The demo contains all published Dutch court rulings in the field of violent crime and the Opium Act article 2 (hard drugs).
Start the demo, filter the statements and then plot one of the extracted attributes to quickly visualize the distribution in the archive.
The language technology used for this demo application is very similar to that used for the “Semantic Search and Filtering” demo. Again, the corpus is annotated automatically according to our Jurisprudence ontology, but this demo application does not contain a search box. It does, however, have many more features that can be used to filter the data set, and an important part of these features are quantitative in nature.
Also in this demo, the section in which the features are found determines the context and thus the meaning. In the user interface, these are divided into three groups: the entire file/document, only the indictment and the statement of evidence. The application also contains a widget with which a characteristic can be displayed in a graph to quickly display the distribution over the (filtered) documents.
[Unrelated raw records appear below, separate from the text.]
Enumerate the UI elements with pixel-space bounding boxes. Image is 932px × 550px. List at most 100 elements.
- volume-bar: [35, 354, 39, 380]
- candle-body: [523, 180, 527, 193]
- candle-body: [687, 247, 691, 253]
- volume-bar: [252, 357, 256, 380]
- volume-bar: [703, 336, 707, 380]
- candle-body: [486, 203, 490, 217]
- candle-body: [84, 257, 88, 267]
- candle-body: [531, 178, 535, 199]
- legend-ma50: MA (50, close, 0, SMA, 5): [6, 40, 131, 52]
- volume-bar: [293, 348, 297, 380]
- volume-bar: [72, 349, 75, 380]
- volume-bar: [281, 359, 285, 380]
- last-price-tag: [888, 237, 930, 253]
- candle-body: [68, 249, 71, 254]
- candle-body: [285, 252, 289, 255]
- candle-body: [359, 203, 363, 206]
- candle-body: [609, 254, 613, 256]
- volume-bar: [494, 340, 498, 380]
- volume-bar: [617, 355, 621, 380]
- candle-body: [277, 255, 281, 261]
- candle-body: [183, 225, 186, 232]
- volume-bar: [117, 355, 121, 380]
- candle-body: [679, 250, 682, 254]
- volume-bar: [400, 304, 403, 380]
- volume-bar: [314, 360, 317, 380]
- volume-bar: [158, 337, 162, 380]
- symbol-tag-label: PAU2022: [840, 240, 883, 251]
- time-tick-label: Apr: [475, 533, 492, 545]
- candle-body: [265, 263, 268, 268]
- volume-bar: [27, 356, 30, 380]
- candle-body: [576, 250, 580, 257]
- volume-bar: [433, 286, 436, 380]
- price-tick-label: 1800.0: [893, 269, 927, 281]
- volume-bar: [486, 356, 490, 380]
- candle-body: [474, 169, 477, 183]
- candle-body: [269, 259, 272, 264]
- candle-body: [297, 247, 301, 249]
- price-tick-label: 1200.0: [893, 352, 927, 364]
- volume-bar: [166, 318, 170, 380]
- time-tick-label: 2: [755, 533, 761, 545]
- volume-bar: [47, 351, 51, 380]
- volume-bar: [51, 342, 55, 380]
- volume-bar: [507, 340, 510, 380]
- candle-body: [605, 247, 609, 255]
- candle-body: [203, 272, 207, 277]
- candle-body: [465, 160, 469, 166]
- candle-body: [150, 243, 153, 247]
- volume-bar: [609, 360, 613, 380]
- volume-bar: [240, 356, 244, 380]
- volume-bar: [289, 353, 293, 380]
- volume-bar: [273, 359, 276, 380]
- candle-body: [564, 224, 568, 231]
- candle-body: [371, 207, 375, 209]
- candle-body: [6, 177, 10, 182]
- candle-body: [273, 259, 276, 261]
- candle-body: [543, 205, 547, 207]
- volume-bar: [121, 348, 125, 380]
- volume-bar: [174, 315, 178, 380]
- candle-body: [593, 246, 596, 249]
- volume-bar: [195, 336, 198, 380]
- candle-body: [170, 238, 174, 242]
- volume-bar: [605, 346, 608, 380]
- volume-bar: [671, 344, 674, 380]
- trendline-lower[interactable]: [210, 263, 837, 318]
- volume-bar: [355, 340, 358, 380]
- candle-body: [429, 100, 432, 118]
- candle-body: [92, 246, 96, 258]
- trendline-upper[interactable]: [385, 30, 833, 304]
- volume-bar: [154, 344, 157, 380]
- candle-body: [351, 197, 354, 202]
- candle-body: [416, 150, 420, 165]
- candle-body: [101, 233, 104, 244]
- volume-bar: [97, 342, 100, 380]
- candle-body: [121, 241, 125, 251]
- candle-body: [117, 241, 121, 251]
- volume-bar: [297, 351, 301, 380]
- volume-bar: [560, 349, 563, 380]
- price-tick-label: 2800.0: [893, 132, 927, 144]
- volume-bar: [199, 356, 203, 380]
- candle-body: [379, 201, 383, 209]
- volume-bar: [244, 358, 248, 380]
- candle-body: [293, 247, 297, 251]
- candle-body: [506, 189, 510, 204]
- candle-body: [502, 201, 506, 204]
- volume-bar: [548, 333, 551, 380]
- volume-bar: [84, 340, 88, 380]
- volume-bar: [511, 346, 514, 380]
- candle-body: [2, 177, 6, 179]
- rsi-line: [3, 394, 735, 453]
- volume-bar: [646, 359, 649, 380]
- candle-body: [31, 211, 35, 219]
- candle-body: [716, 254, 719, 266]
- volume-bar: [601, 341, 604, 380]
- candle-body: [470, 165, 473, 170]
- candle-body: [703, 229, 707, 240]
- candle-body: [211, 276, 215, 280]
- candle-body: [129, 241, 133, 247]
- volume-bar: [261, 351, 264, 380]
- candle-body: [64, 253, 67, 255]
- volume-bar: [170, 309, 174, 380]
Data extraction from documents containing “plain text” (so-called natural language) has many applications. Think, for example, of finding the claim amount in e-mail complaints to prioritize the treatment, or extracting locations of specific news event in order to plot them geographically.
By extracting the data from the documents, it becomes quantifiable and therefore suitable for all kinds of automatic processing. In fact, data extraction converts a text into a model that can be stored in a database. This allows the text documents to be further processed in the same way as other structured forms of data.